Jackson is also worried about televised boxing. According to him, "As long as it's under its present operation I am [concerned]. If there were competition set up—and this is D'Amato's idea—we would broaden the field and probably draw in smaller clubs. Then you wouldn't have to submit to the dictates of a monopolistic group. It would be far healthier."

Jackson also has reservations about Helfand, whose New York commission is for bidden by interpretation of state law from membership in the NBA. "I'm not close enough to the picture to know what prompts some of the things Mr. Helfand does," Jackson says. "I don't know if he arrives at his conclusions independently or is swayed by some outside influence. I know it appears at times that he makes a studied effort to upset NBA procedures. I don't know whether that is to demonstrate the superiority of the World Championship Committee [Helfand is chairman] over the NBA, or whether it is personal aggrandizement, or whether it might be promotional interests, to put it mildly. If you take on a responsibility, you owe a responsibility to the people to do that job."

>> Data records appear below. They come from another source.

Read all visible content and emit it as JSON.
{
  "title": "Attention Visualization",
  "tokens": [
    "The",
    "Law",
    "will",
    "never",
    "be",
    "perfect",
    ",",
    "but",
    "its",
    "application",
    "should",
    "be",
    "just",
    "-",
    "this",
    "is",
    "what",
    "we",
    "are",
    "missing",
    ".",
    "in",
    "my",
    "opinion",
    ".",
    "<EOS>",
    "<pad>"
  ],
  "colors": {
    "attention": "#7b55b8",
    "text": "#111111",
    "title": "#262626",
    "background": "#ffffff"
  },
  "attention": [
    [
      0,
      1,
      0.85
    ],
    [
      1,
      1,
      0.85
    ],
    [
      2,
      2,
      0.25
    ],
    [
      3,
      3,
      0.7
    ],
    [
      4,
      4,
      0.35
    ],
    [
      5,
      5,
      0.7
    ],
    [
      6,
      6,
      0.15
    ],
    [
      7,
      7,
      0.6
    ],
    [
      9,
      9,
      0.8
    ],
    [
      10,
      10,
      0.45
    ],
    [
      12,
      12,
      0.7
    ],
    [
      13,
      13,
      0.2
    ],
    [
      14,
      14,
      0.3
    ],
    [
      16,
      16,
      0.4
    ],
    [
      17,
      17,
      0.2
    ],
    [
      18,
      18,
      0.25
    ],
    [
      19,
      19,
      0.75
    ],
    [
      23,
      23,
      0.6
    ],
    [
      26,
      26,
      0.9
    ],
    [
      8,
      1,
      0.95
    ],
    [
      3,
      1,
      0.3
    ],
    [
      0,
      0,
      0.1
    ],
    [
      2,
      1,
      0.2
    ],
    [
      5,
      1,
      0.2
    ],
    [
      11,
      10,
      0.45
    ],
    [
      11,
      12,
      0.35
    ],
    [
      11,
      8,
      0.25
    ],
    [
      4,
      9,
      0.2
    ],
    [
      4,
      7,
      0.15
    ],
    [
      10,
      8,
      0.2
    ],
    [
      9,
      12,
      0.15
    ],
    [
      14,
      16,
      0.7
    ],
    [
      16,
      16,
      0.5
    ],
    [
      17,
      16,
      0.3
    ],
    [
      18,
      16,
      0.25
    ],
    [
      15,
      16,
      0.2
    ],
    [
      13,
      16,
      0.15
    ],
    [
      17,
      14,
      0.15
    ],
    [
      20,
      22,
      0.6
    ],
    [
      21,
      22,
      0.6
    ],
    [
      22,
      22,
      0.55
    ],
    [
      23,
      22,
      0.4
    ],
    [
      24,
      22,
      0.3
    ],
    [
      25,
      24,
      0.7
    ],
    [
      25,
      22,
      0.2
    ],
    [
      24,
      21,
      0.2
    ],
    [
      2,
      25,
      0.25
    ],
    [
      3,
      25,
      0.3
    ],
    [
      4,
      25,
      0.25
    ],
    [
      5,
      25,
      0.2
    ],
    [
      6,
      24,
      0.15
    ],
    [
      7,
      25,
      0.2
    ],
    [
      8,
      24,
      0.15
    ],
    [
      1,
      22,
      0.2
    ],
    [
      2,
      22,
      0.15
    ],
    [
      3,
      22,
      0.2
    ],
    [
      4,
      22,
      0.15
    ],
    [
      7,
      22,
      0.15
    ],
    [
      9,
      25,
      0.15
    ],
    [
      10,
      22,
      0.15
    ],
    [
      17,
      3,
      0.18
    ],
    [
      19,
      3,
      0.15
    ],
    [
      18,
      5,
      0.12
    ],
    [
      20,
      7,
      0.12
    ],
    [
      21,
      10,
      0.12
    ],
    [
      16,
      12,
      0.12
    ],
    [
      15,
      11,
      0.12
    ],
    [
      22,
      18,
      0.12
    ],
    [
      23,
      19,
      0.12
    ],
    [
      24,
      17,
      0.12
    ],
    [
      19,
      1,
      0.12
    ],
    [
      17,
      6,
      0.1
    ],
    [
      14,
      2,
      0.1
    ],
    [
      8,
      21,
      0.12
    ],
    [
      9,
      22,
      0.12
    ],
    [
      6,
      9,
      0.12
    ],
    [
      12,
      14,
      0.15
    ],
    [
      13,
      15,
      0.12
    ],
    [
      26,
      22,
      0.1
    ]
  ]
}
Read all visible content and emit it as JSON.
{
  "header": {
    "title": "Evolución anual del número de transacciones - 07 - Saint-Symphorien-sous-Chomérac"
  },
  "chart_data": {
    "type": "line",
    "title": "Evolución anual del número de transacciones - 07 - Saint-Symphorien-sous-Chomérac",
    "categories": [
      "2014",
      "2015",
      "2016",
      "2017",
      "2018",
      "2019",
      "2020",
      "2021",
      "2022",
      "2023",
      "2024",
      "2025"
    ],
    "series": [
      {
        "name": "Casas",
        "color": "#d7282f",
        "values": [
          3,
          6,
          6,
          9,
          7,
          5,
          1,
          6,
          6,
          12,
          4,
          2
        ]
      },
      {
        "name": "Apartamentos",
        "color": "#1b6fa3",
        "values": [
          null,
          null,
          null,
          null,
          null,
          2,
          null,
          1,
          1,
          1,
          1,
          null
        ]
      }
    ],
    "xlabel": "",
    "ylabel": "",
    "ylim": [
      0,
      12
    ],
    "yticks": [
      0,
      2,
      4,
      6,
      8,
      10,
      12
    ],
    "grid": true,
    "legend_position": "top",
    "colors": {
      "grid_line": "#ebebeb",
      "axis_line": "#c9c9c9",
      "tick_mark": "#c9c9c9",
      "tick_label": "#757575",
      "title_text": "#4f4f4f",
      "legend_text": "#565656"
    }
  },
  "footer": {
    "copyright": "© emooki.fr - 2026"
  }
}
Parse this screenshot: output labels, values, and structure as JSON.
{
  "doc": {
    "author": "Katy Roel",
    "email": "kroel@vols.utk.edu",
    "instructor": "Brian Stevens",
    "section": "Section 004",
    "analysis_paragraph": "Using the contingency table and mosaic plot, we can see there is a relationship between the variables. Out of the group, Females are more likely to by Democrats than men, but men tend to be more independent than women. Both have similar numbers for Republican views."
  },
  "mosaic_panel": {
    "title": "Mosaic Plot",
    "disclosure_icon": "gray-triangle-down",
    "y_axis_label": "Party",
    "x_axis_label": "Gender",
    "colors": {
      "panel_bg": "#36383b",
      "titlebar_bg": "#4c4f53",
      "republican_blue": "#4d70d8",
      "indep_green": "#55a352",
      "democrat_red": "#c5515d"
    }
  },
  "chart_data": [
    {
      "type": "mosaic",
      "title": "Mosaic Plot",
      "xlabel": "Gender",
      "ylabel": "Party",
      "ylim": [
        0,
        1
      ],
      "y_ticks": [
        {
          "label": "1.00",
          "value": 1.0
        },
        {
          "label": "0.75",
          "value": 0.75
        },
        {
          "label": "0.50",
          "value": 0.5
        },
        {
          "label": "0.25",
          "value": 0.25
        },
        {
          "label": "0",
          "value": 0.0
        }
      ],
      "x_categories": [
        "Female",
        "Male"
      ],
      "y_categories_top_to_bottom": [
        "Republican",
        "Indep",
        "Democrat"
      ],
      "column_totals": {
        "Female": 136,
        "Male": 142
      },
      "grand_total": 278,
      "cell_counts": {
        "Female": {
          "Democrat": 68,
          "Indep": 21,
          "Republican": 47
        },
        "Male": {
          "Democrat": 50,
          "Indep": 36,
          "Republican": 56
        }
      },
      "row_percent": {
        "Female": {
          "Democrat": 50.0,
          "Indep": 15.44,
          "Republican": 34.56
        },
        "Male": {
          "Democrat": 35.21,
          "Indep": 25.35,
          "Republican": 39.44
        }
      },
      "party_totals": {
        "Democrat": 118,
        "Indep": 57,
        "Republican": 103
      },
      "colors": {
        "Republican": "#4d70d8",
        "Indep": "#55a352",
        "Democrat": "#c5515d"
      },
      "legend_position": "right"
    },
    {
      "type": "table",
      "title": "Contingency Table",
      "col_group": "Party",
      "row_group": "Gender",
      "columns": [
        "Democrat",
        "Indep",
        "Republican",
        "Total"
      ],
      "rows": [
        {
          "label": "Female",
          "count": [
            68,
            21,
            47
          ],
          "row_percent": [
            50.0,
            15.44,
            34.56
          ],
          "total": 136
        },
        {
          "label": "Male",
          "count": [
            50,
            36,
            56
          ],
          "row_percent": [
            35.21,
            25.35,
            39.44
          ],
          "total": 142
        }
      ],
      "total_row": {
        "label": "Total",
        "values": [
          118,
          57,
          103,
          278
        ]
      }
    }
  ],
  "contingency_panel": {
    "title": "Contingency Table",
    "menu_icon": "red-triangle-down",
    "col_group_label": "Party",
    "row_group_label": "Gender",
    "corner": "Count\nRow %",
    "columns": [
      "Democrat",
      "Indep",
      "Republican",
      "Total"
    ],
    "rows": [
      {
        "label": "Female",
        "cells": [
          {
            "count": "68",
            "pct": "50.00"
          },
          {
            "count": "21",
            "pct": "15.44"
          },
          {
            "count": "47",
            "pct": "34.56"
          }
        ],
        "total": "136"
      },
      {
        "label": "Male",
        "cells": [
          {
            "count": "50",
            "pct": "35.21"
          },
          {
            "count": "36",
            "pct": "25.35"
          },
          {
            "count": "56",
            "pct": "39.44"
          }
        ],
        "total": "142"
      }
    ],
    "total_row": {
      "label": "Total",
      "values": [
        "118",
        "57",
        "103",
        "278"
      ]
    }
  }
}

Jackson has taken on a responsibility and has provided the hack-ridden NBA with the most honest, feisty and enlightened leadership it has had in years.

The NBA meets in Las Vegas next week for its annual convention and to elect a new president. There is a strong movement to draft Jackson for another term. "If the consensus is that they want me, I'll do it," Jackson says. "Having no strings, I can go down the middle of the road without having to kow-tow to Truman Gibson [IBC president] or any others. And that feeling has taken hold of the NBA. They like that attitude."

We do, too.

Your Dog and Your Cold

To Tweak contemporary man's fixation on the microbe, Arthur Guiterman some years back wrote a poem about the Antiseptic Baby and the Prophylactic Pup. You may recall they "were playing in the garden when a Bunny gamboled up;/They looked upon the Creature with a loathing undisguised;/—It wasn't Disinfected and it wasn't Sterilized."

"Ho! Ho!" you, or your father, chortled. "That's a good one." Well, you can very well laugh out of the other side of your mouthwash now. Dr. Shyamal K. Sinha, a biological researcher from Kansas City, has advanced the theory that we catch colds from our dogs. Or they catch them from us. Or both, mind you. Dr. Sinha was telling all this to members of the American Veterinary Medical Association, convened in Philadelphia the other day. The way he told it, 13 dogs were inoculated with one of four strains of live cold virus, and turned out with 13 other, unsuspecting dogs. Sure enough, 24 hours later, and 26 were sick. Then, worse to tell, Dr. Sinha infected the recuperated pups with another strain of virus. This time he got sick and so did five assistants—sore throats, fever, the works.